Example: Energy consumption
Imagine you have a dataset of energy consumption with Date
, City
, and kWh_Used
for different buildings, and you want to see the average kWh_Used
per city for a specific date, with dates as columns. You will start with the following information:
Date | Building_ID | Building_Type | City | Energy_Source | kWh_Used | Cost | Peak_Demand_kWh |
---|---|---|---|---|---|---|---|
2025-07-01 | B001 | Office | New York | Solar | 150 | 30.00 | 10 |
2025-07-01 | B002 | Residential | Los Angeles | Grid | 200 | 40.00 | 12 |
2025-07-01 | B003 | Retail | New York | Grid | 180 | 36.00 | 11 |
2025-07-02 | B001 | Office | New York | Solar | 160 | 32.00 | 10.5 |
2025-07-02 | B002 | Residential | Los Angeles | Grid | 210 | 42.00 | 12.5 |
2025-07-03 | B004 | Commercial | Chicago | Grid | 250 | 50.00 | 15 |
2025-07-03 | B005 | Industrial | Houston | Solar | 300 | 60.00 | 18 |
2025-07-04 | B001 | Office | New York | Solar | 155 | 31.00 | 10.2 |
2025-07-04 | B003 | Retail | New York | Grid | 185 | 37.00 | 11.5 |
2025-07-05 | B002 | Residential | Los Angeles | Grid | 205 | 41.00 | 12.3 |
In the Pivot gem configuration:
- Set the Pivot column to
Date
. - Enter the following Unique Pivot Column Values:
'2025-07-01'
,'2025-07-02'
,'2025-07-03'
,'2025-07-04'
, and'2025-07-05'
(or the specific dates you are interested in). - For Group data by these columns, select the
City
column. - For Values for New Columns, select the
kWh_Used
column. - Under Method for Aggregating Values, select
AVG
. - For the
AVG
aggregation, add the Column Alias:AVG_kWh
Result
The output table shows the average kWh_Used
for each city on the specified dates, with the dates as new columns.
City | 2025-07-01_AVG_kWh | 2025-07-02_AVG_kWh | 2025-07-03_AVG_kWh | 2025-07-04_AVG_kWh | 2025-07-05_AVG_kWh |
---|---|---|---|---|---|
New York | 165 | 160 | null | 170 | null |
Los Angeles | 200 | 210 | null | null | 205 |
Chicago | null | null | 250 | null | null |
Houston | null | null | 300 | null | null |
Note that there are some null values in this output table. This is because for certain combinations of City
and Date
, there's no corresponding data in the original input table.
The Pivot gem works by taking unique values from the Pivot Column Settings (Date
in this case) and turning them into new columns.
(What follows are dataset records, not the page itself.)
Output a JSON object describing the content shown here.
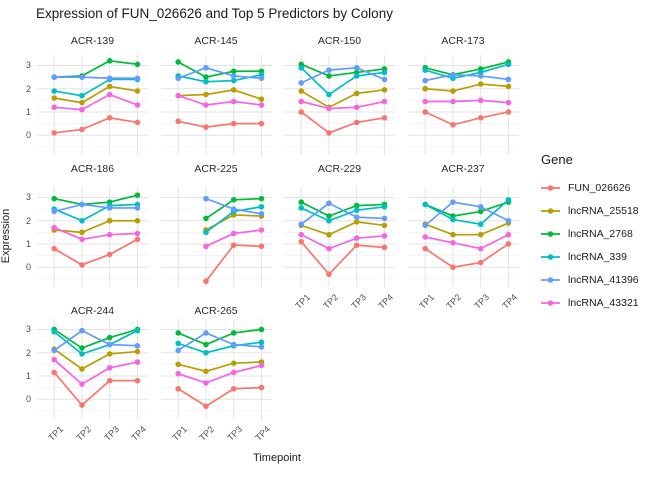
{
  "title": "Expression of FUN_026626 and Top 5 Predictors by Colony",
  "chart_data": {
    "type": "line",
    "faceted_by": "Colony",
    "title": "Expression of FUN_026626 and Top 5 Predictors by Colony",
    "xlabel": "Timepoint",
    "ylabel": "Expression",
    "x": [
      "TP1",
      "TP2",
      "TP3",
      "TP4"
    ],
    "yticks": [
      0,
      1,
      2,
      3
    ],
    "ylim": [
      -0.85,
      3.45
    ],
    "grid": true,
    "legend_title": "Gene",
    "legend_position": "right",
    "series_names": [
      "FUN_026626",
      "lncRNA_25518",
      "lncRNA_2768",
      "lncRNA_339",
      "lncRNA_41396",
      "lncRNA_43321"
    ],
    "series_colors": [
      "#F8766D",
      "#B79F00",
      "#00BA38",
      "#00BFC4",
      "#619CFF",
      "#F564E3"
    ],
    "facets": [
      {
        "label": "ACR-139",
        "values": [
          [
            0.1,
            0.25,
            0.75,
            0.55
          ],
          [
            1.6,
            1.4,
            2.1,
            1.9
          ],
          [
            2.5,
            2.55,
            3.2,
            3.05
          ],
          [
            1.9,
            1.7,
            2.4,
            2.4
          ],
          [
            2.5,
            2.5,
            2.45,
            2.45
          ],
          [
            1.2,
            1.1,
            1.75,
            1.3
          ]
        ]
      },
      {
        "label": "ACR-145",
        "values": [
          [
            0.6,
            0.35,
            0.5,
            0.5
          ],
          [
            1.7,
            1.75,
            1.95,
            1.55
          ],
          [
            3.15,
            2.5,
            2.75,
            2.75
          ],
          [
            2.55,
            2.3,
            2.35,
            2.6
          ],
          [
            2.45,
            2.9,
            2.55,
            2.45
          ],
          [
            1.7,
            1.3,
            1.45,
            1.3
          ]
        ]
      },
      {
        "label": "ACR-150",
        "values": [
          [
            1.0,
            0.1,
            0.55,
            0.75
          ],
          [
            1.9,
            1.2,
            1.8,
            1.95
          ],
          [
            3.05,
            2.55,
            2.7,
            2.85
          ],
          [
            2.9,
            1.75,
            2.55,
            2.7
          ],
          [
            2.25,
            2.8,
            2.9,
            2.4
          ],
          [
            1.45,
            1.15,
            1.2,
            1.45
          ]
        ]
      },
      {
        "label": "ACR-173",
        "values": [
          [
            1.0,
            0.45,
            0.75,
            1.0
          ],
          [
            2.0,
            1.9,
            2.2,
            2.1
          ],
          [
            2.9,
            2.6,
            2.85,
            3.15
          ],
          [
            2.8,
            2.45,
            2.7,
            3.05
          ],
          [
            2.35,
            2.6,
            2.55,
            2.4
          ],
          [
            1.45,
            1.45,
            1.5,
            1.4
          ]
        ]
      },
      {
        "label": "ACR-186",
        "values": [
          [
            0.8,
            0.1,
            0.55,
            1.2
          ],
          [
            1.6,
            1.5,
            2.0,
            2.0
          ],
          [
            2.95,
            2.7,
            2.8,
            3.1
          ],
          [
            2.5,
            2.0,
            2.65,
            2.7
          ],
          [
            2.4,
            2.7,
            2.55,
            2.55
          ],
          [
            1.7,
            1.2,
            1.4,
            1.45
          ]
        ]
      },
      {
        "label": "ACR-225",
        "values": [
          [
            null,
            -0.6,
            0.95,
            0.9
          ],
          [
            null,
            1.6,
            2.25,
            2.2
          ],
          [
            null,
            2.1,
            2.9,
            2.95
          ],
          [
            null,
            1.5,
            2.4,
            2.6
          ],
          [
            null,
            2.95,
            2.5,
            2.3
          ],
          [
            null,
            0.9,
            1.45,
            1.6
          ]
        ]
      },
      {
        "label": "ACR-229",
        "values": [
          [
            1.1,
            -0.3,
            0.95,
            0.85
          ],
          [
            1.8,
            1.4,
            1.95,
            1.8
          ],
          [
            2.8,
            2.2,
            2.65,
            2.7
          ],
          [
            2.55,
            2.0,
            2.45,
            2.6
          ],
          [
            1.85,
            2.75,
            2.15,
            2.1
          ],
          [
            1.4,
            0.8,
            1.25,
            1.35
          ]
        ]
      },
      {
        "label": "ACR-237",
        "values": [
          [
            0.8,
            0.0,
            0.2,
            1.0
          ],
          [
            1.85,
            1.4,
            1.4,
            1.9
          ],
          [
            2.7,
            2.2,
            2.4,
            2.8
          ],
          [
            2.7,
            2.05,
            1.85,
            2.9
          ],
          [
            1.8,
            2.8,
            2.6,
            2.0
          ],
          [
            1.3,
            1.05,
            0.8,
            1.4
          ]
        ]
      },
      {
        "label": "ACR-244",
        "values": [
          [
            1.15,
            -0.25,
            0.8,
            0.8
          ],
          [
            2.15,
            1.3,
            1.95,
            2.05
          ],
          [
            3.0,
            2.2,
            2.65,
            3.0
          ],
          [
            2.9,
            1.95,
            2.35,
            2.95
          ],
          [
            2.1,
            2.95,
            2.35,
            2.3
          ],
          [
            1.7,
            0.65,
            1.35,
            1.6
          ]
        ]
      },
      {
        "label": "ACR-265",
        "values": [
          [
            0.45,
            -0.3,
            0.45,
            0.5
          ],
          [
            1.5,
            1.2,
            1.55,
            1.6
          ],
          [
            2.85,
            2.35,
            2.85,
            3.0
          ],
          [
            2.4,
            2.0,
            2.3,
            2.45
          ],
          [
            2.1,
            2.85,
            2.35,
            2.25
          ],
          [
            1.1,
            0.7,
            1.15,
            1.45
          ]
        ]
      }
    ]
  },
  "colors": {
    "background": "#ffffff",
    "grid_major": "#e3e3e3",
    "grid_minor": "#f1f1f1",
    "tick_text": "#4d4d4d",
    "text": "#1a1a1a"
  }
}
It then populates these new columns with aggregated values from the Values for New Columns (kWh_Used
) per group (City
).
If a specific city does not have any kWh_Used
data for a particular date, then when that date becomes a column, the corresponding cell will be null. In this example, you can see that Chicago has no data for 2025-07-01
, so the cell is null for that date in the output. In summary, the null indicates the absence of data for that specific intersection of city and date in your original dataset.